We have three laboratory options from which to choose for these types of cases:

  • All-on-6 denture with acrylic teeth
  • Porcelain fused to titanium bar
  • No metal zirconia block-the newest and most sophisticated technique 

The material choice we as technicians make depends on the dentist’s prescription and the patient’s desires. Before we fabricate the final case, we will send a try-in provisional to the dentist for him to test it in the patient’s mouth. We are always looking to confirm our guidelines for: horizontal lines, occlusion and mid-line, size of teeth, shape, shade, color and most importantly, occlusion contact. 

In our case study, the patient and the dentist demanded a metal-free hybrid bridge, which we will discuss in this article.

Case Study (All figures in video above)

01 Six Straumann tissue-level implants were placed (Fig. 1) and, after being poured up, shown here on the model. An acrylic denture placed over the model shows the open anterior bite (Fig. 2). 

02 Contact was added in order to close the bite and create a centric stop. It was duplicated with acrylic in order to copy the scan. After milling, it is too late for this stage. It must be done properly or the bite will be off (Fig. 3). 

03 The side view image shows the occlusion contact after the inside has been filled in (Fig. 4). The acrylic denture was duplicated (Fig. 5). An in-lab exocad scanning and processing machine (Fig. 6) was used in our case. In the computer, we can see the scan and the processing using special software (Fig. 7). 

04 Full contour arch design is next ready for the technician to cut back facially (Fig. 8). After milling, the metal, 16 mm in size, had this appearance (Fig. 9).

05 An internal color of sand was utilized in the fabrication of the restoration (Fig. 10). Facially, the restoration was cut back 8/10 mm during the scan and before milling. 

06 After milling, the shape was ground facially before sintering (Fig. 11). Figure 12 shows a photograph of the appearance after the first bake. 

07 Next, note the occlusion view (Fig. 13). During try-in, adaptation to the model was decided (Fig. 14) and then the porcelain evaluated on the cast model-translucency gingival color was achieved all the way to the incisal (Fig. 15). 

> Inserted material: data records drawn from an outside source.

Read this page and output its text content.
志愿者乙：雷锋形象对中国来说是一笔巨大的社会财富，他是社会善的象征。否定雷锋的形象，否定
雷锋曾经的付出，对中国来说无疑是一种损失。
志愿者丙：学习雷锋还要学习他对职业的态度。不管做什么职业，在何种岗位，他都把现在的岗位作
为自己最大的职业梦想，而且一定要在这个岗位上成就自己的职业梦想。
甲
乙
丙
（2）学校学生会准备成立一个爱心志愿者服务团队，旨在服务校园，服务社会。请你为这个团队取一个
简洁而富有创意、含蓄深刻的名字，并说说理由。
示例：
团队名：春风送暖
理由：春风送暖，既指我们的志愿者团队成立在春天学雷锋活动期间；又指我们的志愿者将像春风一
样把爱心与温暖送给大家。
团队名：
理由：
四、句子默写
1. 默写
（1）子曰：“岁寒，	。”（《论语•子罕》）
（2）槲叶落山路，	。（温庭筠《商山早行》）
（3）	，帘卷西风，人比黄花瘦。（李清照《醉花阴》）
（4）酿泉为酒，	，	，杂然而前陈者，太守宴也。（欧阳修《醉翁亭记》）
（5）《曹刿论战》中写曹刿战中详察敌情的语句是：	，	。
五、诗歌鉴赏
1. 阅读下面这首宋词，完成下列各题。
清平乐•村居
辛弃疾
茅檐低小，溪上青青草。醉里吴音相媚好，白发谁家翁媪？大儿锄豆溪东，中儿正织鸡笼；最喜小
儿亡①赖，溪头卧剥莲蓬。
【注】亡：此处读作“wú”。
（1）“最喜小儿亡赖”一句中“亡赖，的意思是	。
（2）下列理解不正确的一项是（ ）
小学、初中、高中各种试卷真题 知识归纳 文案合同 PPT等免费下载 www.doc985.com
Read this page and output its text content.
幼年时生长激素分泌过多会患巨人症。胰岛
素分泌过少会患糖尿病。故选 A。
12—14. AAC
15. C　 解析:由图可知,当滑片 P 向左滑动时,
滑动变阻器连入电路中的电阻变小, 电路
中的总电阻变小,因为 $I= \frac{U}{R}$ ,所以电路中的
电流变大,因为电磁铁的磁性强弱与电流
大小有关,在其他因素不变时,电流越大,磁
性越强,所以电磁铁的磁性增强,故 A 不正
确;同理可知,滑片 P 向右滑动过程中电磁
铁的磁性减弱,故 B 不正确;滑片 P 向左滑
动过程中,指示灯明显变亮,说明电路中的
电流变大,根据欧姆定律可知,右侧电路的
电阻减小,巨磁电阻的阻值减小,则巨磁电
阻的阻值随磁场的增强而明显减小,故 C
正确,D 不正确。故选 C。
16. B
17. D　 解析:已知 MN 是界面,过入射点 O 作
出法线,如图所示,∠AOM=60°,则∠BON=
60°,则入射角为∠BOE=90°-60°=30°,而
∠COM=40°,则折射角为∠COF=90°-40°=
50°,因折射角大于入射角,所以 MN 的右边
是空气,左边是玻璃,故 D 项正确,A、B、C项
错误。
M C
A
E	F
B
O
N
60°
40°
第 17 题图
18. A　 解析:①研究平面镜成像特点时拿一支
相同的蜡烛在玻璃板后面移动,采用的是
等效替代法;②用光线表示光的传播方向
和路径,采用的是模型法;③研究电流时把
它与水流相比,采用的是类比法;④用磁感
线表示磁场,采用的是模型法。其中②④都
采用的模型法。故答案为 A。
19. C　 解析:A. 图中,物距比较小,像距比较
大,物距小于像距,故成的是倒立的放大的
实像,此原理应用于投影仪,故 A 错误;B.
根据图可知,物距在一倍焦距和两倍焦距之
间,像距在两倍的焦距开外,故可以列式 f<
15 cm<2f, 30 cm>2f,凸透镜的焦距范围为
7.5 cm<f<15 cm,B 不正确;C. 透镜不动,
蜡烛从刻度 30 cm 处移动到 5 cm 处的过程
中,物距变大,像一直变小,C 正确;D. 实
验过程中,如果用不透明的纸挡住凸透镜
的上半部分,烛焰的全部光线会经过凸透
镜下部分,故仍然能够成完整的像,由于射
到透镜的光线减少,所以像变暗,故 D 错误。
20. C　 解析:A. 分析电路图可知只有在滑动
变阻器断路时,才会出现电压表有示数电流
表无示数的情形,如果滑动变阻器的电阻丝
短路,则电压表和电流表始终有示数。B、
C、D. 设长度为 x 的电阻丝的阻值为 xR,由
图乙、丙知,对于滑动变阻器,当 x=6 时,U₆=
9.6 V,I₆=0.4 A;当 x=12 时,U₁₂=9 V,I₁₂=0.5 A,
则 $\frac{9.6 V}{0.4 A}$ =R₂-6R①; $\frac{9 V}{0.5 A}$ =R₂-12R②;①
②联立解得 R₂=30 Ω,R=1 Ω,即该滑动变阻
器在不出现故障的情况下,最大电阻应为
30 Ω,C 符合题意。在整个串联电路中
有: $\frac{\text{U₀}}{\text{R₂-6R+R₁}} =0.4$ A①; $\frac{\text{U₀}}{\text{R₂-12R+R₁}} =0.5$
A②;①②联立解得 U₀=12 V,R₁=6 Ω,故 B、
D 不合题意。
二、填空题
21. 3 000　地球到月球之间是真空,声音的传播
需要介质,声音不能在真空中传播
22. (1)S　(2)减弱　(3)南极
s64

08 Note the molar to central side view on the model (Fig. 16); an internal view follows (Fig. 17) with a mirrored image next (Fig. 18).


This is a complicated procedure and, for it to be successful, we have to understand occlusion and how to evaluate it properly. The laboratory’s Removable Department has to be involved in order to give direction as to how to scan, design and mill the restoration. Without vast knowledge regarding occlusion contact and Curves of Spee and Wilson, the technician will not produce a final restoration that has proper alignment because the patient is edentulous. There is no guidance, which can lead to cracking, slanting and fracturing in the final prosthesis. For this reason it’s always best to provide a temporary flipper for evaluation of the fit. It also helps if we can fabricate both arches at the same time-but if not, we should always try to provide a treatment plan for the future.

The ultimate goal is to have the patient be comfortable in the mastication process. The cosmetic side of the case is uncomplicated in comparison to the construction side. This requires intense study and planning and then strict adherence to procedure in order to provide the patient with the best possible long-term results.